I was personally saddened to learn that one of our dear patients who has been with WE-ACTx since the beginning and is also now a close friend, was diagnosed with cervical cancer. She had sought care herself in Uganda and received some radiation, but has now learned from a CT scan in Kigali that the cancer has spread. She needs additional palliative radiation. Patients in Rwanda are sent to Uganda for this; but the machine in Uganda is currently broken. Expected to be fixed in a month or so, Rwandan doctors will then send 2-3 persons a month with cervical cancer to the Ugandan program. Sadly, there are more than 200 women on the waiting list for radiation in Rwanda. Where you are born and live still determines how you will fare with this cancer, the major cause of death from cancer among women in Africa. Even with the potential of vaccines, early screening and treatment, many women here are still left behind, many with treatable complications. We are hoping to raise the funds to help fast track the needed radiation for this special patient. Cervical cancer was already one of WE-ACTx’s priority areas. We screen many women in WE-ACTx for cervical cancer and hope we and others in Rwanda can have a more positive impact on this important public health concern.
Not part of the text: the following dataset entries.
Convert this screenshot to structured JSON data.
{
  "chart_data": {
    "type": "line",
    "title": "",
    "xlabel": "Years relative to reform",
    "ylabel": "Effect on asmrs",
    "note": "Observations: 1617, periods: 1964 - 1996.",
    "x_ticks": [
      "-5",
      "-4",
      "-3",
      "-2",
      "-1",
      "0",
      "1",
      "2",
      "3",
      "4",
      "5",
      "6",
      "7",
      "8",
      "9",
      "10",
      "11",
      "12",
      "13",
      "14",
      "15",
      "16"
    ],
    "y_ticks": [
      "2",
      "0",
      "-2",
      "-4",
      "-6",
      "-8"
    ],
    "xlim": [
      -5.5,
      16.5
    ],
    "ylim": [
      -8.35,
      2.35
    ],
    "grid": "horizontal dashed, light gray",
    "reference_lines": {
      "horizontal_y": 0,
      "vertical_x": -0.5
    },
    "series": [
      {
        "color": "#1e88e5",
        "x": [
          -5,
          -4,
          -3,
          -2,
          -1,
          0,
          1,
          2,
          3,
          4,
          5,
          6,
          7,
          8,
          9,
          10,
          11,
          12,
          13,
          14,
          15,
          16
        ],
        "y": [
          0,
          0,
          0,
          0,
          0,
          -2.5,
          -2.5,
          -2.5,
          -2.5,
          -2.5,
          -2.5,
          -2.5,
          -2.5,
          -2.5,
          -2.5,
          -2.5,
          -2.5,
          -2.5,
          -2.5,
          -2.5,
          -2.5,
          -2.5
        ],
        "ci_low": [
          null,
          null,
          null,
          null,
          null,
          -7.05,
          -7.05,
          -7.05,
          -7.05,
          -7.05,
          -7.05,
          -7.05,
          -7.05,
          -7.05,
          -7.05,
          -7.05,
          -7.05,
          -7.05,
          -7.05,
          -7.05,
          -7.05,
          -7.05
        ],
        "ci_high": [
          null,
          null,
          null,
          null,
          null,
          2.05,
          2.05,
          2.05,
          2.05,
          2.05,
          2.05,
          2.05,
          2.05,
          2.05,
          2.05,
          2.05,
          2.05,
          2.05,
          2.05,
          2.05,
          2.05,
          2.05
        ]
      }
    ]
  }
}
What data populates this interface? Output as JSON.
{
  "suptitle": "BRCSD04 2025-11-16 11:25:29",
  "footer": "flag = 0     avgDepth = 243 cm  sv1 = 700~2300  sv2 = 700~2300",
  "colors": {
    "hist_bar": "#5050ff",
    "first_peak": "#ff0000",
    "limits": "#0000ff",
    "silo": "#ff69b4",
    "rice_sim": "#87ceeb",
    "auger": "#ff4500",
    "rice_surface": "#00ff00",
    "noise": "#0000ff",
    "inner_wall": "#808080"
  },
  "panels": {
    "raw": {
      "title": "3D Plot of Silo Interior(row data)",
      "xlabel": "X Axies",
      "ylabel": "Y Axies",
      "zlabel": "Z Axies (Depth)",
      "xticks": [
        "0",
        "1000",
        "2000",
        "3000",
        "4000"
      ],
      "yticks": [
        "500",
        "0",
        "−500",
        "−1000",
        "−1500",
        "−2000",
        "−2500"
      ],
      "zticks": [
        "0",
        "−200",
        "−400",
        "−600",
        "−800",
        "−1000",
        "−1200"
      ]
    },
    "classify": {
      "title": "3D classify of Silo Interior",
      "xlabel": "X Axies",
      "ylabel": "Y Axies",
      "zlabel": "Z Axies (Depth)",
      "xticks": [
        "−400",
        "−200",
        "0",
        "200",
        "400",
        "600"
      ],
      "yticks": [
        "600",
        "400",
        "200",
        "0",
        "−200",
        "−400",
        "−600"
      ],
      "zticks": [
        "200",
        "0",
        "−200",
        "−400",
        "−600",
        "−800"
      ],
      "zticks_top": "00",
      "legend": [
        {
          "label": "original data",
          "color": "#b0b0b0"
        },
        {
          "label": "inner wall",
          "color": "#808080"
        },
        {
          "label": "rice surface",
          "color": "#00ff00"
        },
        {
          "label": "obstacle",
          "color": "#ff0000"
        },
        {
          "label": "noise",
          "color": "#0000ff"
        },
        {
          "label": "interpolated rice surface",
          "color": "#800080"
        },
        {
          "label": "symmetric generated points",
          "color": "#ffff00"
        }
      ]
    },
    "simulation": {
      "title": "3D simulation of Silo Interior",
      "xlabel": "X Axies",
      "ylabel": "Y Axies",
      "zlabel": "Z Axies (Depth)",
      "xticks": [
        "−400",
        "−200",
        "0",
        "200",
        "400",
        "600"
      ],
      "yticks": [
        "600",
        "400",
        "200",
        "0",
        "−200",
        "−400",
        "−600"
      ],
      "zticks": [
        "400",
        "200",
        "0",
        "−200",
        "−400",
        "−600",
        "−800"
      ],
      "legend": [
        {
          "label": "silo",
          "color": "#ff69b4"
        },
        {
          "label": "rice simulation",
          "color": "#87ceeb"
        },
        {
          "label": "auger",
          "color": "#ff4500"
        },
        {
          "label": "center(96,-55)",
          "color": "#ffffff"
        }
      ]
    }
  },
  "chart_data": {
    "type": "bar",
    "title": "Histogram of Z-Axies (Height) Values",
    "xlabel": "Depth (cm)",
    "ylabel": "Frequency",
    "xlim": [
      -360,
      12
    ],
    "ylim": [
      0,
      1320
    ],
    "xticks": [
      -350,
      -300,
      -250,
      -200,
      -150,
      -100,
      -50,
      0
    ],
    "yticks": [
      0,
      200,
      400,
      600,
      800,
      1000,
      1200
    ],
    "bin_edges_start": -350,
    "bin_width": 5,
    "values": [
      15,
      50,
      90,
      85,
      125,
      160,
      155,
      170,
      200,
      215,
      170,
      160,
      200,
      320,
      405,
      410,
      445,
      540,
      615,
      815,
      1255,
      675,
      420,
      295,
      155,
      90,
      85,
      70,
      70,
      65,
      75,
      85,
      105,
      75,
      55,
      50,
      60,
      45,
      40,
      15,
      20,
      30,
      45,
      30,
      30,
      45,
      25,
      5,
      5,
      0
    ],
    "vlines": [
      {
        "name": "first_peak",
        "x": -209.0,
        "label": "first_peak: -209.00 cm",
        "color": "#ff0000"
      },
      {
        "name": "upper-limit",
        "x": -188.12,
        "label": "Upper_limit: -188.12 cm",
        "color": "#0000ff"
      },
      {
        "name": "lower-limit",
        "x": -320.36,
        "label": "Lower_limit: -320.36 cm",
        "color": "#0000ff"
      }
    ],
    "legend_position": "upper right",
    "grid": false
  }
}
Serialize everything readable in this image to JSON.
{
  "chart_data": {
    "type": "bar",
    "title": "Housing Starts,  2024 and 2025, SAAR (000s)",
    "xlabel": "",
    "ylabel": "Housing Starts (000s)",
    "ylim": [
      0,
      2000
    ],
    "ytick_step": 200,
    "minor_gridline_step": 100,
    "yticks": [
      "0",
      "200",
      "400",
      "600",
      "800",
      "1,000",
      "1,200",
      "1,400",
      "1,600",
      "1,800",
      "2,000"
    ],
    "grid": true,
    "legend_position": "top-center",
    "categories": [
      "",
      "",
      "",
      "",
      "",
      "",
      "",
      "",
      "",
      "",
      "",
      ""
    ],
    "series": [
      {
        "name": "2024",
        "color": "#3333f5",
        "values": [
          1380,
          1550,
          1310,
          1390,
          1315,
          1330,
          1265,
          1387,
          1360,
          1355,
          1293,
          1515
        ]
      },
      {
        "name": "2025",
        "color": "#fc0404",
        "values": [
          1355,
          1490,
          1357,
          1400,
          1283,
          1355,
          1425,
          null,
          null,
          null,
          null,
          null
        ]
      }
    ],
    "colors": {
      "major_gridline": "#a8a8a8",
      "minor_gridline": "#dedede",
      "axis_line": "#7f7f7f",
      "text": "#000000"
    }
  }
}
On a brighter note related to public health challenges, the Rwandan Biomedical Center under Dr. Sabin and others, has negotiated with donors and several drug companies to provide treatment of Hepatitis C at a cost of $800/patient, far below U.S. costs. Government supported treatment will be available to those diagnosed with Hepatitis C at public and private clinics. Hepatitis C rates in Rwanda are not known, but is estimated at about 4%. Globally, people with hepatitis C and their allies from have protested the outrageous price of lifesaving HCV medicines and the greed of the industry. They are pushing for generic competition to bring down the price of HCV treatment and ensure universal access. While walking to the clinic one morning this week, I saw this queue. By the end of that one day, 2600 people had been tested for Hepatitis B and C and had received their first Hepatitis B vaccine!
Looking back over the past decade of work with WE-ACTx, I am still without words to fully describe all the successes, challenges and failures of an under-resourced health care system and what a difference a well run clinic committed to comprehensive, integrated medical and psychosocial care for women, men and children with HIV has made. Small victories, sad losses, continued hard work and a long road ahead. Thank you for your continued support as always for the staff and patients here.